From: "Darrick J. Wong" <djwong@kernel.org>
To: Zorro Lang <zlang@redhat.com>
Cc: linux-xfs@vger.kernel.org, fstests@vger.kernel.org
Subject: Re: [PATCH] generic/251: check min and max length and minlen for FSTRIM
Date: Tue, 24 Oct 2023 08:28:54 -0700 [thread overview]
Message-ID: <20231024152854.GI11391@frogsfrogsfrogs> (raw)
In-Reply-To: <20231024055930.3tjuevh6nee6lfo3@dell-per750-06-vm-08.rhts.eng.pek2.redhat.com>
On Tue, Oct 24, 2023 at 01:59:30PM +0800, Zorro Lang wrote:
> On Mon, Oct 23, 2023 at 10:49:54AM -0700, Darrick J. Wong wrote:
> > On Mon, Oct 23, 2023 at 09:16:52PM +0800, Zorro Lang wrote:
> > > On Sun, Oct 22, 2023 at 09:46:47PM -0700, Darrick J. Wong wrote:
> > > > On Sun, Oct 22, 2023 at 02:18:34PM +0800, Zorro Lang wrote:
> > > > > On Sat, Oct 21, 2023 at 04:00:24PM -0700, Darrick J. Wong wrote:
> > > > > > On Sat, Oct 21, 2023 at 09:14:48PM +0800, Zorro Lang wrote:
> > > > > > > On Thu, Oct 19, 2023 at 07:36:27AM -0700, Darrick J. Wong wrote:
> > > > > > > > From: Darrick J. Wong <djwong@kernel.org>
> > > > > > > >
> > > > > > > > Every now and then, this test fails with the following output when
> > > > > > > > running against my development tree when configured with an 8k fs block
> > > > > > > > size:
> > > > > > > >
> > > > > > > > --- a/tests/generic/251.out 2023-07-11 12:18:21.624971186 -0700
> > > > > > > > +++ b/tests/generic/251.out.bad 2023-10-15 20:54:44.636000000 -0700
> > > > > > > > @@ -1,2 +1,4677 @@
> > > > > > > > QA output created by 251
> > > > > > > > Running the test: done.
> > > > > > > > +fstrim: /opt: FITRIM ioctl failed: Invalid argument
> > > > > > > > +fstrim: /opt: FITRIM ioctl failed: Invalid argument
> > > > > > > > ...
> > > > > > > > +fstrim: /opt: FITRIM ioctl failed: Invalid argument
> > > > > > > >
> > > > > > > > Dumping the exact fstrim command lines to seqres.full produces this at
> > > > > > > > the end:
> > > > > > > >
> > > > > > > > /usr/sbin/fstrim -m 32544k -o 30247k -l 4k /opt
> > > > > > > > /usr/sbin/fstrim -m 32544k -o 30251k -l 4k /opt
> > > > > > > > ...
> > > > > > > > /usr/sbin/fstrim -m 32544k -o 30255k -l 4k /opt
> > > > > > > >
> > > > > > > > The count of failure messages is the same as the count as the "-l 4k"
> > > > > > > > fstrim invocations.

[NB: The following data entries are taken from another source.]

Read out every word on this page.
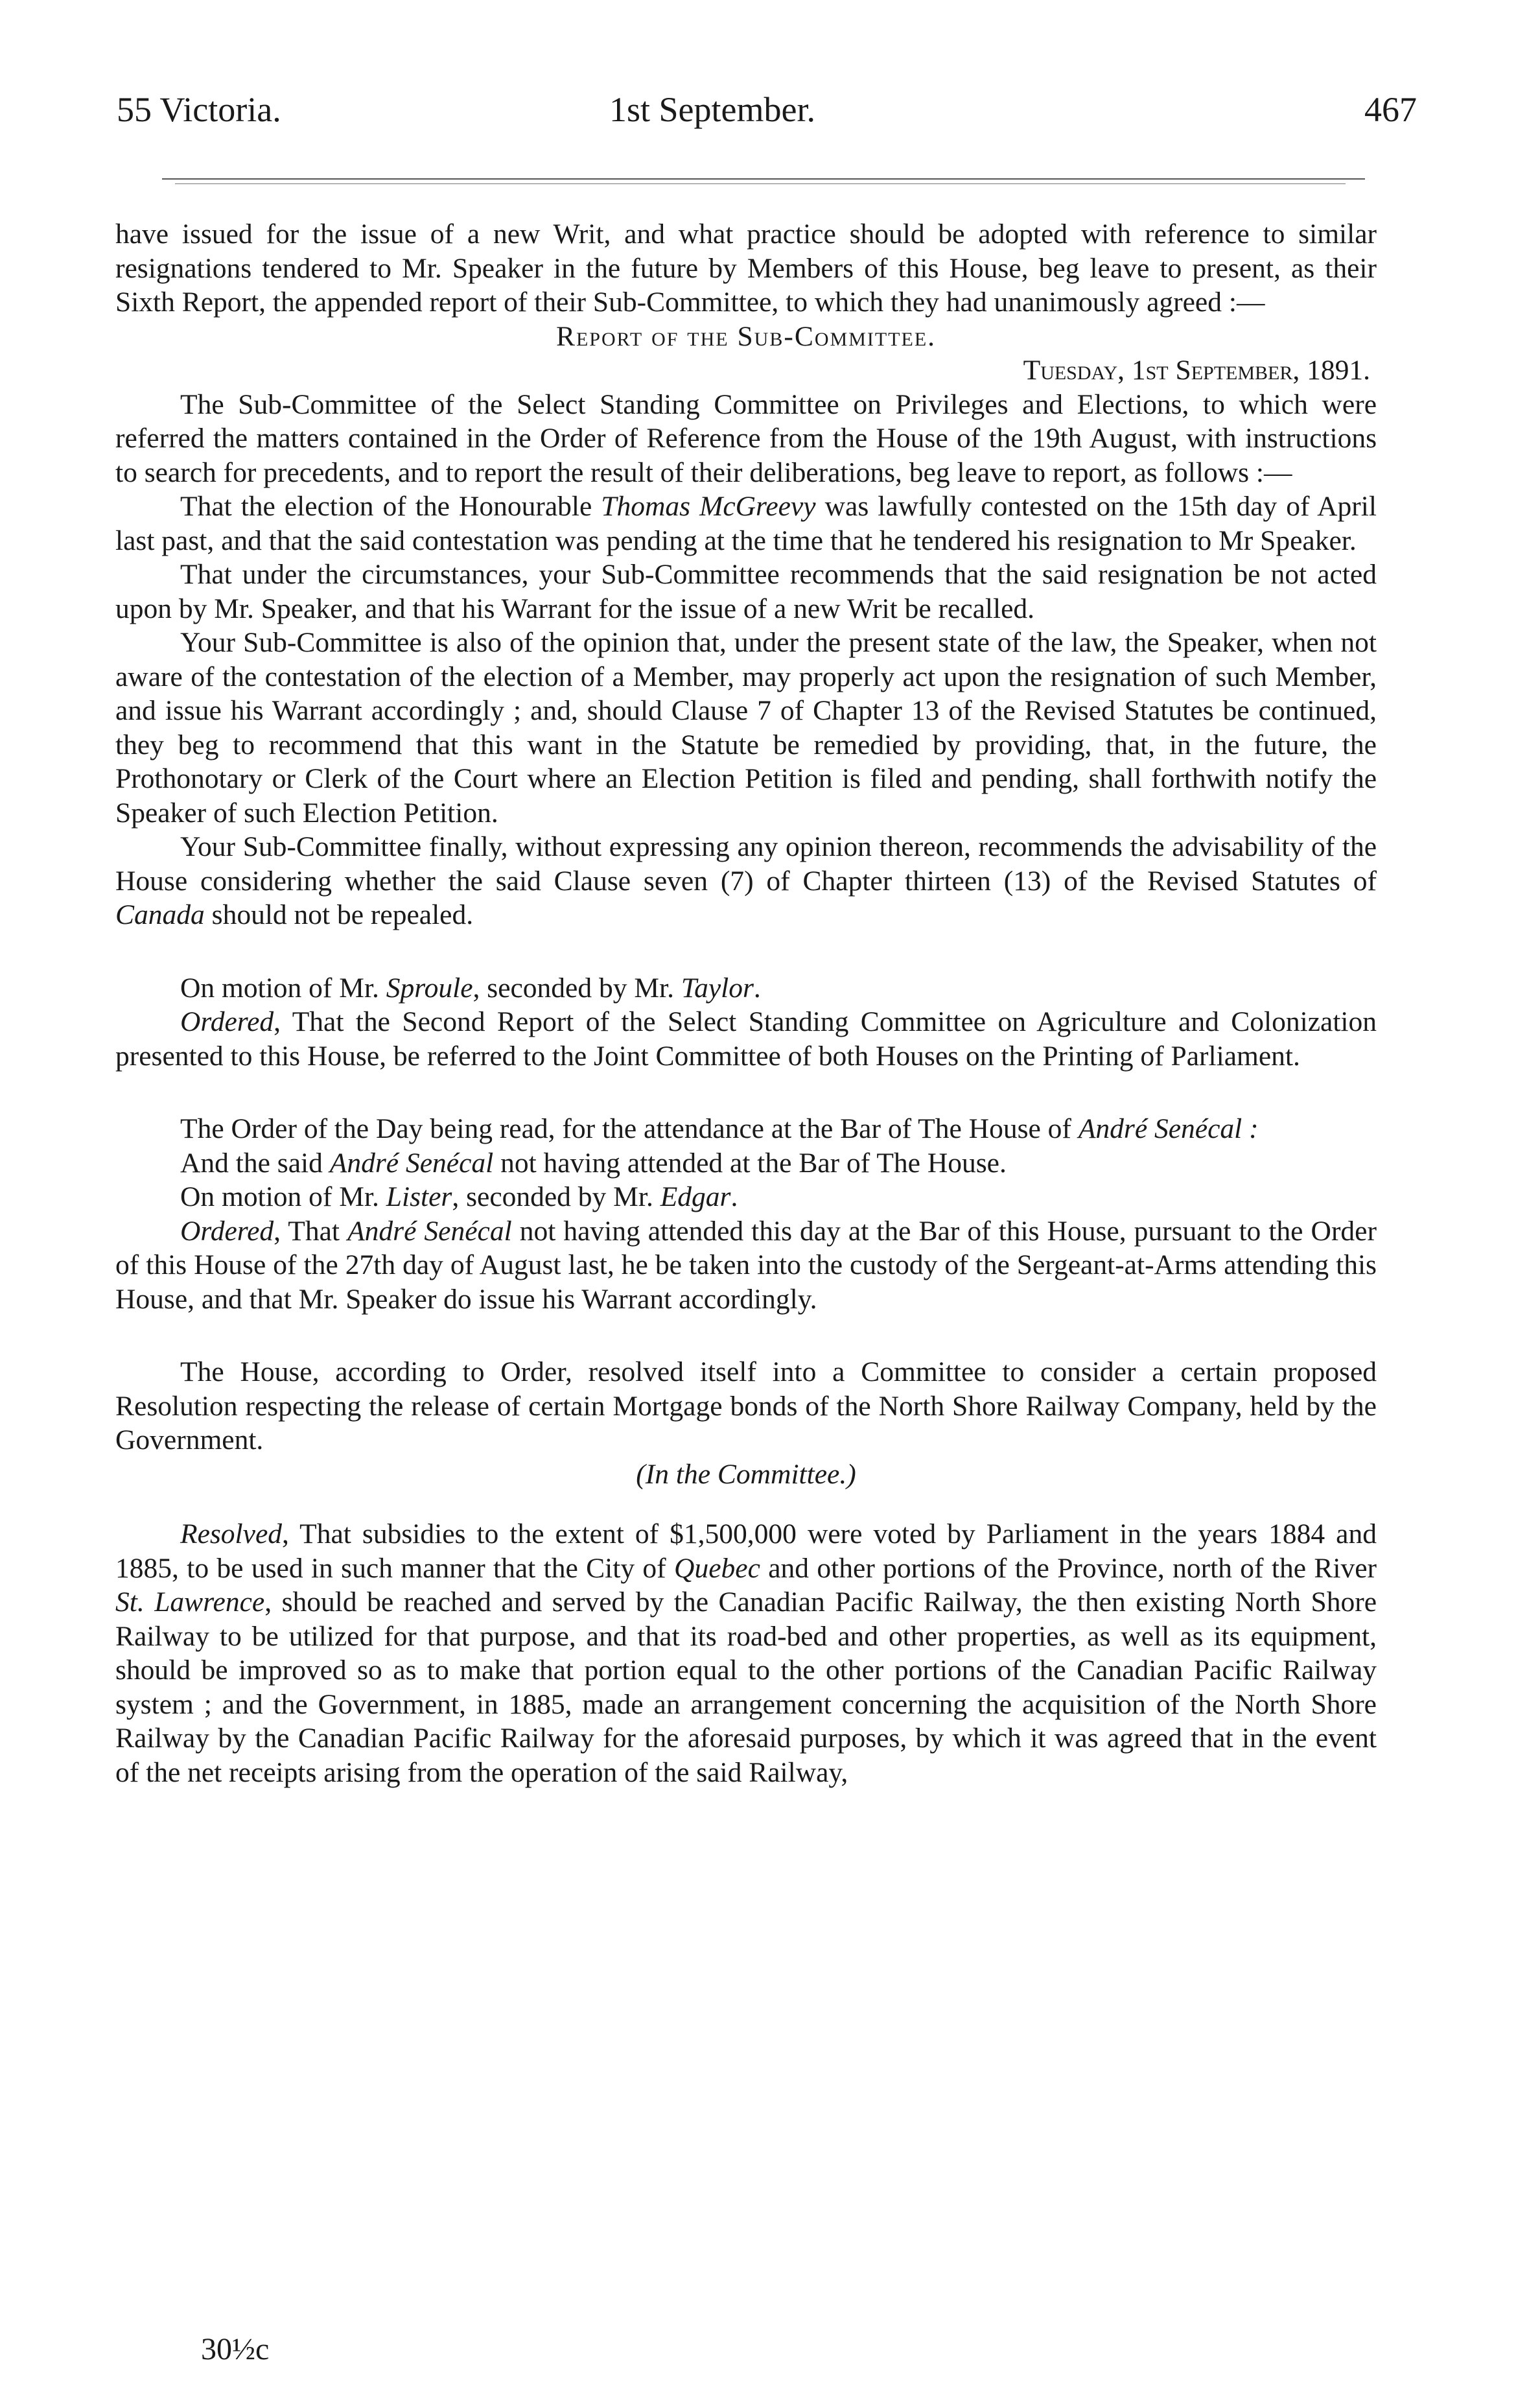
55 Victoria.	1st September.	467

have issued for the issue of a new Writ, and what practice should be adopted with reference to similar resignations tendered to Mr. Speaker in the future by Members of this House, beg leave to present, as their Sixth Report, the appended report of their Sub-Committee, to which they had unanimously agreed :—

Report of the Sub-Committee.

Tuesday, 1st September, 1891.

The Sub-Committee of the Select Standing Committee on Privileges and Elections, to which were referred the matters contained in the Order of Reference from the House of the 19th August, with instructions to search for precedents, and to report the result of their deliberations, beg leave to report, as follows :—

That the election of the Honourable Thomas McGreevy was lawfully contested on the 15th day of April last past, and that the said contestation was pending at the time that he tendered his resignation to Mr Speaker.

That under the circumstances, your Sub-Committee recommends that the said resignation be not acted upon by Mr. Speaker, and that his Warrant for the issue of a new Writ be recalled.

Your Sub-Committee is also of the opinion that, under the present state of the law, the Speaker, when not aware of the contestation of the election of a Member, may properly act upon the resignation of such Member, and issue his Warrant accordingly ; and, should Clause 7 of Chapter 13 of the Revised Statutes be continued, they beg to recommend that this want in the Statute be remedied by providing, that, in the future, the Prothonotary or Clerk of the Court where an Election Petition is filed and pending, shall forthwith notify the Speaker of such Election Petition.

Your Sub-Committee finally, without expressing any opinion thereon, recommends the advisability of the House considering whether the said Clause seven (7) of Chapter thirteen (13) of the Revised Statutes of Canada should not be repealed.

On motion of Mr. Sproule, seconded by Mr. Taylor.

Ordered, That the Second Report of the Select Standing Committee on Agriculture and Colonization presented to this House, be referred to the Joint Committee of both Houses on the Printing of Parliament.

The Order of the Day being read, for the attendance at the Bar of The House of André Senécal :

And the said André Senécal not having attended at the Bar of The House.

On motion of Mr. Lister, seconded by Mr. Edgar.

Ordered, That André Senécal not having attended this day at the Bar of this House, pursuant to the Order of this House of the 27th day of August last, he be taken into the custody of the Sergeant-at-Arms attending this House, and that Mr. Speaker do issue his Warrant accordingly.

The House, according to Order, resolved itself into a Committee to consider a certain proposed Resolution respecting the release of certain Mortgage bonds of the North Shore Railway Company, held by the Government.

(In the Committee.)

Resolved, That subsidies to the extent of $1,500,000 were voted by Parliament in the years 1884 and 1885, to be used in such manner that the City of Quebec and other portions of the Province, north of the River St. Lawrence, should be reached and served by the Canadian Pacific Railway, the then existing North Shore Railway to be utilized for that purpose, and that its road-bed and other properties, as well as its equipment, should be improved so as to make that portion equal to the other portions of the Canadian Pacific Railway system ; and the Government, in 1885, made an arrangement concerning the acquisition of the North Shore Railway by the Canadian Pacific Railway for the aforesaid purposes, by which it was agreed that in the event of the net receipts arising from the operation of the said Railway,

30½c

Since this is an 8k-block filesystem, the -l
> > > > > > > > parameter is clearly incorrect. The test computes random -m and -l
> > > > > > > > options.
> > > > > > > >
> > > > > > > > Therefore, create helper functions to guess at the minimum and maximum
> > > > > > > > length and minlen parameters that can be used with the fstrim program.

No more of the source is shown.